# Reducing the Replacement Overhead on COMA Protocols for Workstation-Based Architectures

Diego R. Llanos Ferraris, Benjamín Sahelices Fernández, and Agustín De Dios Hernández

Computer Science Department, University of Valladolid, Spain. {diego, benja, agustin}@infor.uva.es

Abstract In this paper we discuss the behavior of the replacement mechanism of well-known COMA protocols applied to a loosely-coupled multicomputer system sharing a common bus. We also present VSR-COMA, a COMA protocol that uses an advanced replacement mechanism in order to select the destination node of a replacement transaction without introducing penalties due to the increase of the network traffic. Our comparative study of the behavior of different replacement mechanisms in the execution of Splash-2 programs confirm the effectiveness of the VSR-COMA protocol for this kind of systems.

#### 1 Introduction

The use of workstation networks as loosely-coupled multicomputer systems allows to build distributed shared memory architectures with good price/performance ratio [1]. The main drawback of this kind of architectures is the use of a common bus: a slow transmission media that constrains the speedup and the scalability of these systems.

The design of a COMA protocol [4] for workstation-based architectures has already been proposed. COMA-BC [7] is a bus-based COMA protocol that reduces the network traffic using a snoopy-directories hybrid mechanism. This approach leads to a lower number of messages across the network. COMA-BC protocol has been evaluated running different Splash-2 programs [2], and good speedups have been obtained.

COMA-BC, however, presents a major drawback: there is no replacement mechanism. Instead, each attraction memory (AM) has the same size as the shared address space. This approach simplifies the protocol design, because there is no need to replace a block in order to make free space in the local AM, but it does not allow an efficient use of the AM space of each node.

There are two distributed COMA protocols, COMA-F [5] and DICE [3], that incorporate replacement strategies. As we will see, both approaches lead to a considerable overhead when are applied to a common bus-based COMA architecture.

A new bus-based COMA protocol that pretends to solve this problem has been developed. VSR-COMA (Valladolid Smart Replacement COMA) [6] is a

A. Bode et al. (Eds.): Euro-Par 2000, LNCS 1900, pp. 550-557, 2000.

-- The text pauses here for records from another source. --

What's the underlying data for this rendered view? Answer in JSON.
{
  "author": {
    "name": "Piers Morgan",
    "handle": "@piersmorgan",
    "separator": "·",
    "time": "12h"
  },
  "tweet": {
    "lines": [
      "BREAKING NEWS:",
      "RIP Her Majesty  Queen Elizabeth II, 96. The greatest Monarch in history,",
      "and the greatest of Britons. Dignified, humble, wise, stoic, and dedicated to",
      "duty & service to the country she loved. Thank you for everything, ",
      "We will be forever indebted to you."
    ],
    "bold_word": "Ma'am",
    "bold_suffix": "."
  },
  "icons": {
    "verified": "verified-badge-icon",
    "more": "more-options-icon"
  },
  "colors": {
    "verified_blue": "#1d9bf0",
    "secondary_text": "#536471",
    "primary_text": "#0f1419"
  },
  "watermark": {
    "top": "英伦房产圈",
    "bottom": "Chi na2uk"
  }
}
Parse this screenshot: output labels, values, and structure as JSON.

<sup>©</sup> Springer-Verlag Berlin Heidelberg 2000

COMA protocol that incorporates a new replacement mechanism. Every VSR-COMA cache-coherency controller knows the situation of each cache line in each remote AM of the system. This allows to choose the most appropriate destination node without introducing more traffic in the interconnection network. This solution also allows the local cache-coherency controller to make the decision based on more sophisticated, protocol-independent algorithms. In addition, this solution is not affected by the memory pressure.

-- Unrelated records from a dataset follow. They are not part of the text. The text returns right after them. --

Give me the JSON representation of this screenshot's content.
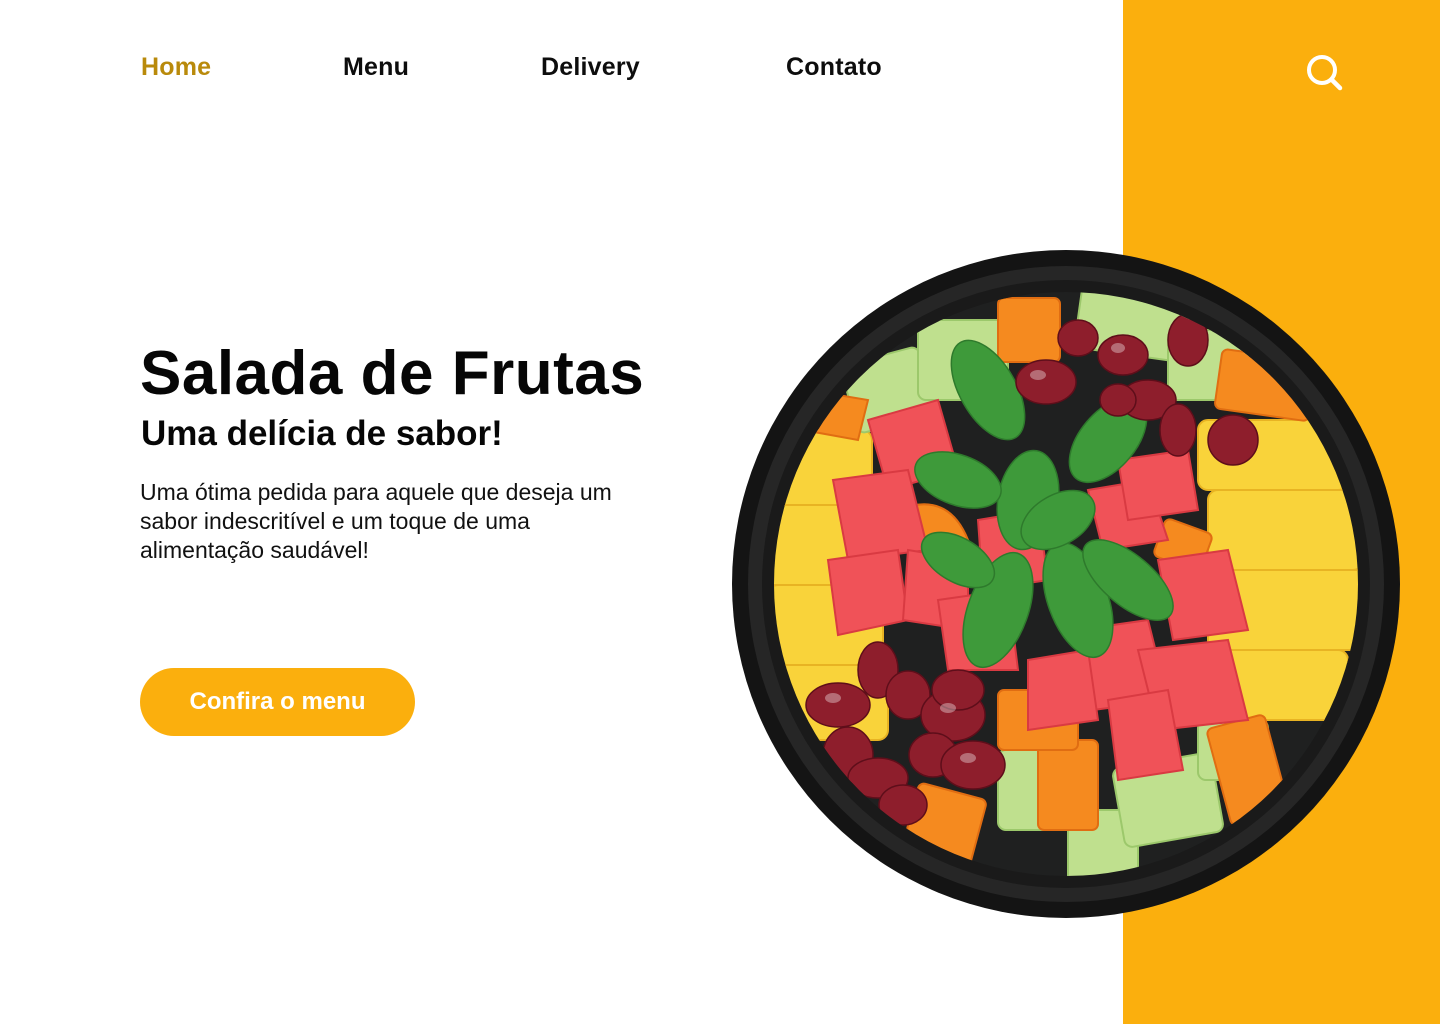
{
  "nav": {
    "items": [
      {
        "label": "Home",
        "active": true
      },
      {
        "label": "Menu",
        "active": false
      },
      {
        "label": "Delivery",
        "active": false
      },
      {
        "label": "Contato",
        "active": false
      }
    ],
    "search_icon": "search-icon"
  },
  "hero": {
    "title": "Salada de Frutas",
    "subtitle": "Uma delícia de sabor!",
    "description": "Uma ótima pedida para aquele que deseja um sabor indescritível e um toque de uma alimentação saudável!",
    "cta_label": "Confira o menu"
  },
  "colors": {
    "accent": "#FBAF0D",
    "active_nav": "#B98A0B",
    "text": "#060606",
    "background": "#FFFFFF"
  }
}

The rest of this paper is organized as follows: Section 2 discusses in more detail the replacement strategies used in distributed COMA protocols. Section 3 introduces the VSR-COMA protocol. Section 4 describes the replacement strategy used in VSR-COMA. Section 5 makes a speedup comparison based on a simulation study of the protocols mentioned above. Finally, Section 6 shows our conclusions.

# 2 Replacement Strategies in COMA Protocols

The main problem in the replacement mechanism in distributed COMA protocols is the selection of the destination node. When a node needs to make free space and is the owner of every block in the corresponding set of the local AM, the need of sending the ownership of a block to another node arises. We have two problems. First, which block should be selected. Second, which node should be the destination for the replacement operation. The former is not so difficult to solve: first of all, we will try to transfer the ownership of a block that has another copy in a remote AM. If it is not possible, we need to transfer an "exclusive block", a single-copy block. The latter is more complex, because in a distributed COMA environment the nodes do not know which remote node has enough free space to accept the block.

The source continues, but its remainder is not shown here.